Pensavo di fare un dimensionamento a vita finita con 10^4 cicli, però i diagrammi di Wohler che si trovano sono tutti all'inversione, quindi può andare bene se faccio un dimensionamento a vita infinita (considerando così le elevate sollecitazioni delle gare su sterrato) usano il diagramma di Goodman e come tensione critica quella all' origine (che nel caso del mio materiale coincide con quella di snervamento) e magari usando un coefficiente di sicurezza basso tipo 1,3?


Ragazzo devi ipotizzare e inventare. L'importante è che usi le formule giuste...poi se vuoi usa i valori che pensi siano adeguati. Nessuno saprà mai la verità...nemmeno il tuo prof che tanta voglia di sbattersi non mi pare ne abbia.

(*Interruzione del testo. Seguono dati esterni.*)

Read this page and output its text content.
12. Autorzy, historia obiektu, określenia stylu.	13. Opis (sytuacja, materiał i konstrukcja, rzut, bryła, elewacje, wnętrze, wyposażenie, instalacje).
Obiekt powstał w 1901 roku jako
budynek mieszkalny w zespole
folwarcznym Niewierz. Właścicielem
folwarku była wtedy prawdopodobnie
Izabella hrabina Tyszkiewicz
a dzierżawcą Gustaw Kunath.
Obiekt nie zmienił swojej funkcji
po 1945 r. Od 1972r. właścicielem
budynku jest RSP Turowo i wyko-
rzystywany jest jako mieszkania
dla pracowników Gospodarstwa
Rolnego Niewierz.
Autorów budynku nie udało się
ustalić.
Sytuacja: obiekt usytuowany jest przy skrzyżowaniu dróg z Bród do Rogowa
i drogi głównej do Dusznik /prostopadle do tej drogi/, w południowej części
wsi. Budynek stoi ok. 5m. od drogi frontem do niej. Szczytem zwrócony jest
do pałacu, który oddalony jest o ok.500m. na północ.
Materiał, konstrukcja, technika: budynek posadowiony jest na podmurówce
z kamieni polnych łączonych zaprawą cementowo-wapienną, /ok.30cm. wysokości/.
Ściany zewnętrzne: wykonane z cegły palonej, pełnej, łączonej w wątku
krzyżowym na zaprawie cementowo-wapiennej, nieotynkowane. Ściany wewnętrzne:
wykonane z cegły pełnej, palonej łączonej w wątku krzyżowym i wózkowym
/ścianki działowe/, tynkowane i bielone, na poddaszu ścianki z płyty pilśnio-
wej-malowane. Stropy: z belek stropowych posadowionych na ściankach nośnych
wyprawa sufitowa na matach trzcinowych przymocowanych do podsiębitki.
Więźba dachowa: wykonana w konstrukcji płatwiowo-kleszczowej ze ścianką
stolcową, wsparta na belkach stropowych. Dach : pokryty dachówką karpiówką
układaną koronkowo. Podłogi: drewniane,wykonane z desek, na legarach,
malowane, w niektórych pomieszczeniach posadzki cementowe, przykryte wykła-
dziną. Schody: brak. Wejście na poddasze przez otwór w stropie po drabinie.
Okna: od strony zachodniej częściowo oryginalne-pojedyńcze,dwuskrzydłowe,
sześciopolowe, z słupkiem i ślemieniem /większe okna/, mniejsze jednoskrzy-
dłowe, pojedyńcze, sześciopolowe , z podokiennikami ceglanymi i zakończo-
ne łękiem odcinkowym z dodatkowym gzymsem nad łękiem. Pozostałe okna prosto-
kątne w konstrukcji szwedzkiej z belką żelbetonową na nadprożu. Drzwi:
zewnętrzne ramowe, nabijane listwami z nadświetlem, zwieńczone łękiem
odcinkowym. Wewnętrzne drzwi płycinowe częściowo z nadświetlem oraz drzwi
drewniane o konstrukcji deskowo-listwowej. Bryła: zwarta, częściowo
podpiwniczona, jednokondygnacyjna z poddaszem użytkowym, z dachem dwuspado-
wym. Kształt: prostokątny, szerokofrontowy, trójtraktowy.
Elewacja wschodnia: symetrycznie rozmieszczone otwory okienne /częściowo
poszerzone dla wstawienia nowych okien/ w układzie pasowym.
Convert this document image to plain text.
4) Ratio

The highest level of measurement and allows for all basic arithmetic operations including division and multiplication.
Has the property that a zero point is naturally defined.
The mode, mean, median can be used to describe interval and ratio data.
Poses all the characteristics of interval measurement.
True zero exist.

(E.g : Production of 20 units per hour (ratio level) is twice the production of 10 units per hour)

Secondo me avete libera l'inventiva.
Il diagramma di woheler lo disegni tu....non lo trovi sui cataloghi. Devi imporre tutti i coefficienti e trovare la sigma fa o ta a seconda se pensi sia torsionale o flessionale.
Sul forum puoi trovate degli screenshot di un foglio excel che traccia le curve di whoeler...tu devi fare lo stesso...coefficiente di intaglio, affidabilità, trattamenti o rivestimenti, finitura superficiale, temperatura eccecc.
Comunque la vita a termine, per whoeler é inferiore a 10e3 e in questo range co sono formule differenti rispetto al tratto 10e3 / 10e7.